Medical Image - International Journal of Clinical & Medical Images (2016) Volume 3, Issue 12
Author(s): Anu Kapoor
Clinical Image Calcification or ossification of the auricular cartilage is also known as ‘petrified ears.’ This condition was first described by Bochdalek in 1866. It is characterized by partial or total calcification or ossification of the external ear cartilage. The condition may be asymptomatic and picked up on clinical or radiological examination of the patient or it may be symptomatic resulting in discomfort due to stiffness or rigidity of ears. Rarely the overlying skin may show ulceration.

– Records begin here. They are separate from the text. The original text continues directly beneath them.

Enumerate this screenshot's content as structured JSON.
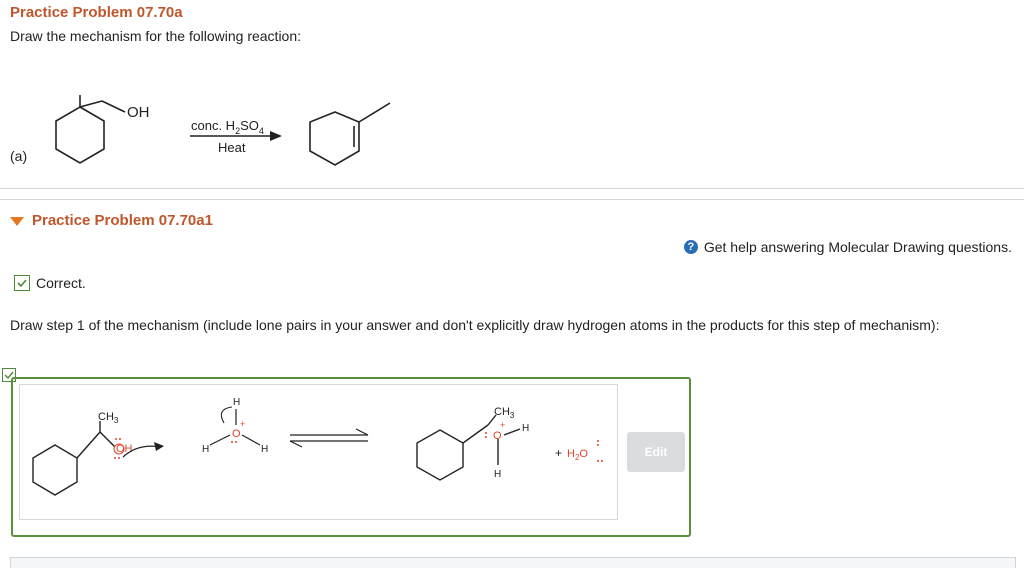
{
  "problem": {
    "title": "Practice Problem 07.70a",
    "instruction": "Draw the mechanism for the following reaction:"
  },
  "reaction": {
    "part_label": "(a)",
    "reactant_group": "OH",
    "reagent_prefix": "conc. H",
    "reagent_sub2": "2",
    "reagent_mid": "SO",
    "reagent_sub4": "4",
    "condition": "Heat"
  },
  "subproblem": {
    "title": "Practice Problem 07.70a1"
  },
  "help": {
    "icon": "?",
    "text": "Get help answering Molecular Drawing questions."
  },
  "status": {
    "label": "Correct."
  },
  "step": {
    "text": "Draw step 1 of the mechanism (include lone pairs in your answer and don't explicitly draw hydrogen atoms in the products for this step of mechanism):"
  },
  "drawing": {
    "ch3_left": "CH",
    "ch3_left_sub": "3",
    "oh_left": "OH",
    "h_top": "H",
    "o_center": "O",
    "plus_center": "+",
    "h_left": "H",
    "h_right": "H",
    "ch3_right": "CH",
    "ch3_right_sub": "3",
    "o_right": "O",
    "plus_right": "+",
    "h_right_top": "H",
    "h_right_bottom": "H",
    "plus_water": "+",
    "water_h": "H",
    "water_sub": "2",
    "water_o": "O"
  },
  "edit_button": {
    "label": "Edit"
  },
  "colors": {
    "title": "#c0562b",
    "caret": "#e87722",
    "correct_border": "#5a8f3c",
    "help_icon": "#2a6db5",
    "atom_red": "#e0442b"
  }
}
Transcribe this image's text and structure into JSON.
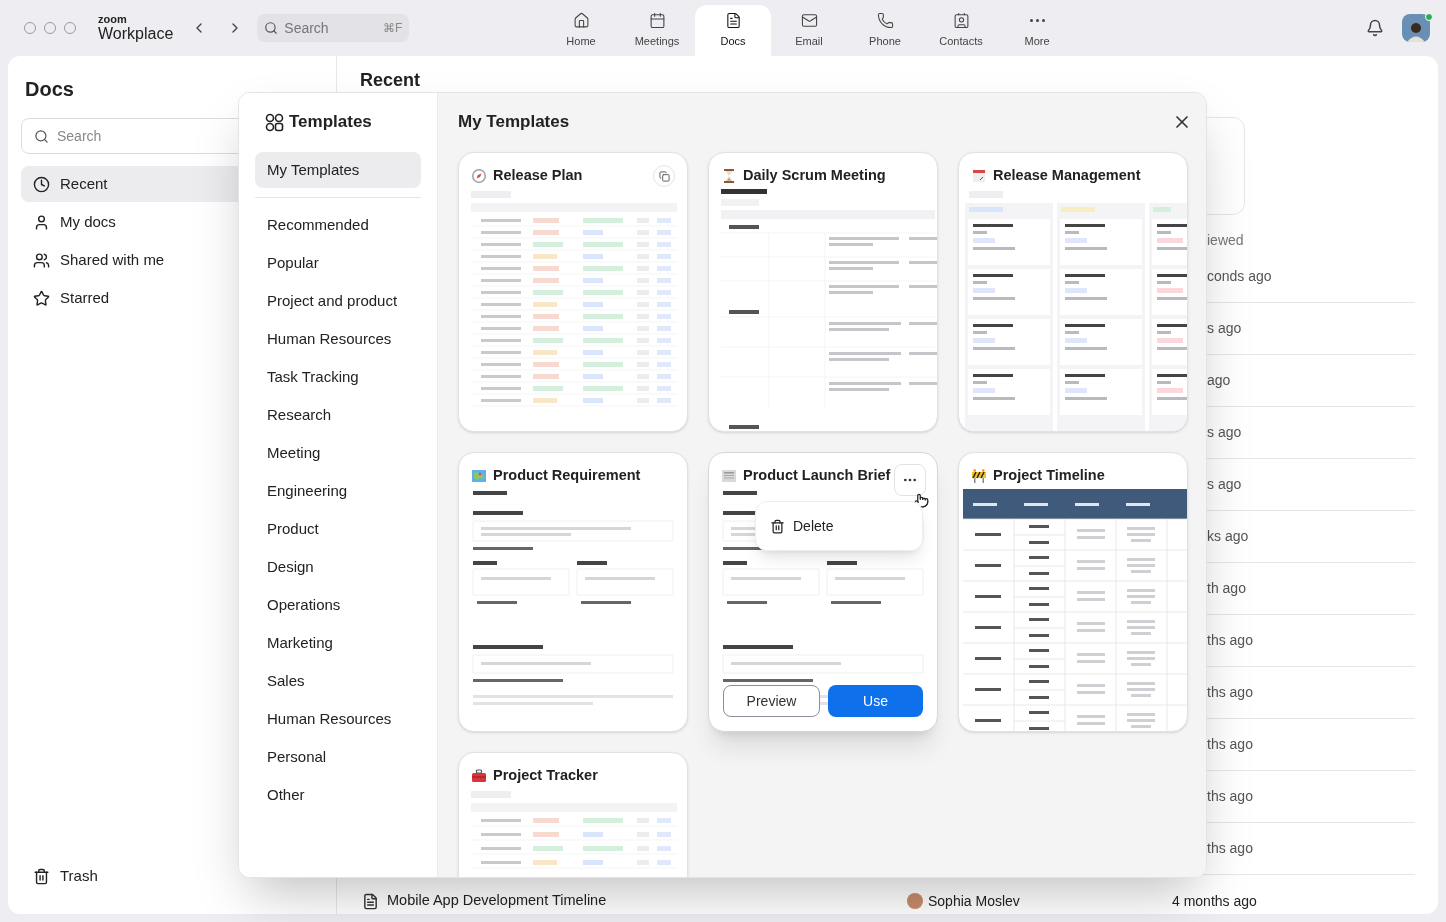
{
  "topbar": {
    "logo_small": "zoom",
    "logo": "Workplace",
    "search": {
      "placeholder": "Search",
      "shortcut": "⌘F"
    },
    "tabs": [
      {
        "label": "Home",
        "selected": false
      },
      {
        "label": "Meetings",
        "selected": false
      },
      {
        "label": "Docs",
        "selected": true
      },
      {
        "label": "Email",
        "selected": false
      },
      {
        "label": "Phone",
        "selected": false
      },
      {
        "label": "Contacts",
        "selected": false
      },
      {
        "label": "More",
        "selected": false
      }
    ],
    "user": {
      "online": true
    }
  },
  "sidebar": {
    "title": "Docs",
    "search": {
      "placeholder": "Search"
    },
    "items": [
      {
        "label": "Recent",
        "selected": true
      },
      {
        "label": "My docs",
        "selected": false
      },
      {
        "label": "Shared with me",
        "selected": false
      },
      {
        "label": "Starred",
        "selected": false
      }
    ],
    "trash": "Trash"
  },
  "content": {
    "title": "Recent",
    "column_header": "iewed",
    "rows": [
      {
        "time": "conds ago"
      },
      {
        "time": "s ago"
      },
      {
        "time": "ago"
      },
      {
        "time": "s ago"
      },
      {
        "time": "s ago"
      },
      {
        "time": "ks ago"
      },
      {
        "time": "th ago"
      },
      {
        "time": "ths ago"
      },
      {
        "time": "ths ago"
      },
      {
        "time": "ths ago"
      },
      {
        "time": "ths ago"
      },
      {
        "time": "ths ago"
      },
      {
        "title": "Mobile App Development Timeline",
        "owner": "Sophia Moslev",
        "time": "4 months ago"
      }
    ]
  },
  "templates": {
    "title": "Templates",
    "pinned": [
      {
        "label": "My Templates",
        "selected": true
      }
    ],
    "categories": [
      {
        "label": "Recommended",
        "selected": false
      },
      {
        "label": "Popular",
        "selected": false
      },
      {
        "label": "Project and product",
        "selected": false
      },
      {
        "label": "Human Resources",
        "selected": false
      },
      {
        "label": "Task Tracking",
        "selected": false
      },
      {
        "label": "Research",
        "selected": false
      },
      {
        "label": "Meeting",
        "selected": false
      },
      {
        "label": "Engineering",
        "selected": false
      },
      {
        "label": "Product",
        "selected": false
      },
      {
        "label": "Design",
        "selected": false
      },
      {
        "label": "Operations",
        "selected": false
      },
      {
        "label": "Marketing",
        "selected": false
      },
      {
        "label": "Sales",
        "selected": false
      },
      {
        "label": "Human Resources",
        "selected": false
      },
      {
        "label": "Personal",
        "selected": false
      },
      {
        "label": "Other",
        "selected": false
      }
    ],
    "heading": "My Templates",
    "cards": [
      {
        "kind": "plan",
        "title": "Release Plan",
        "copy_button": true
      },
      {
        "kind": "log",
        "title": "Daily Scrum Meeting"
      },
      {
        "kind": "board",
        "title": "Release Management"
      },
      {
        "kind": "doc",
        "title": "Product Requirement"
      },
      {
        "kind": "doc",
        "title": "Product Launch Brief",
        "hovered": true,
        "menu_open": true,
        "menu": [
          {
            "label": "Delete"
          }
        ],
        "actions": [
          "Preview",
          "Use"
        ]
      },
      {
        "kind": "grid",
        "title": "Project Timeline"
      },
      {
        "kind": "tracker",
        "title": "Project Tracker"
      }
    ]
  }
}
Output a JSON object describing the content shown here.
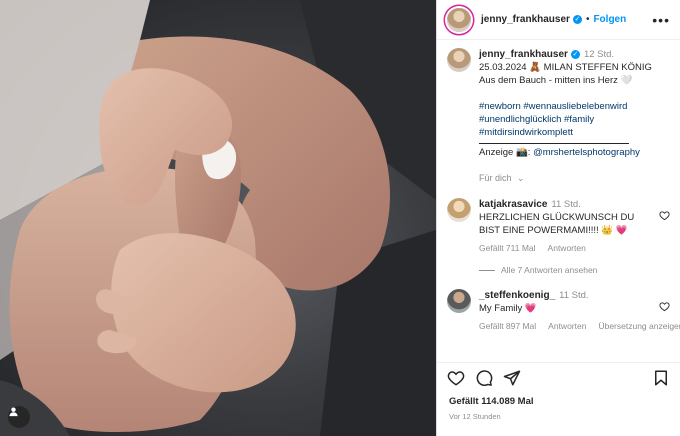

A wide variety of causes for ear cartilage calcification have been reported. The process may involve one or both external ears with sparing of the ear lobes. The common causes include boxing, frostbite, trauma and gout. Many other uncommon conditions are associated with calcified pinnae and these include acromegaly, Addison disease, alkaptonuria, connective tissue diseases, calcium pyrophosphate deposition disease, Cushing’s syndrome, aging, hypercalcemic states, hyperparathyroidism, hypoparathyroidism, hypopituitarism, following infection or inflammation of external ear, Keutel syndrome, relapsing polychondritis, sarcoidosis and rarely syphilitic polychondritis. In a few cases no underlying cause can be established and in that situation the calcification of pinnae is considered as idiopathic. In the case presented here extensive calcification of bilateral external ear cartilage was noted incidentally during the CT study of cervical spine performed for symptoms of neck pain and stiffness. CT showed features of diffuse idiopathic skeletal hyperostosis with extensive ossification of anterior and posterior longitudinal ligaments of cervical spine in addition to heavily calcified ears.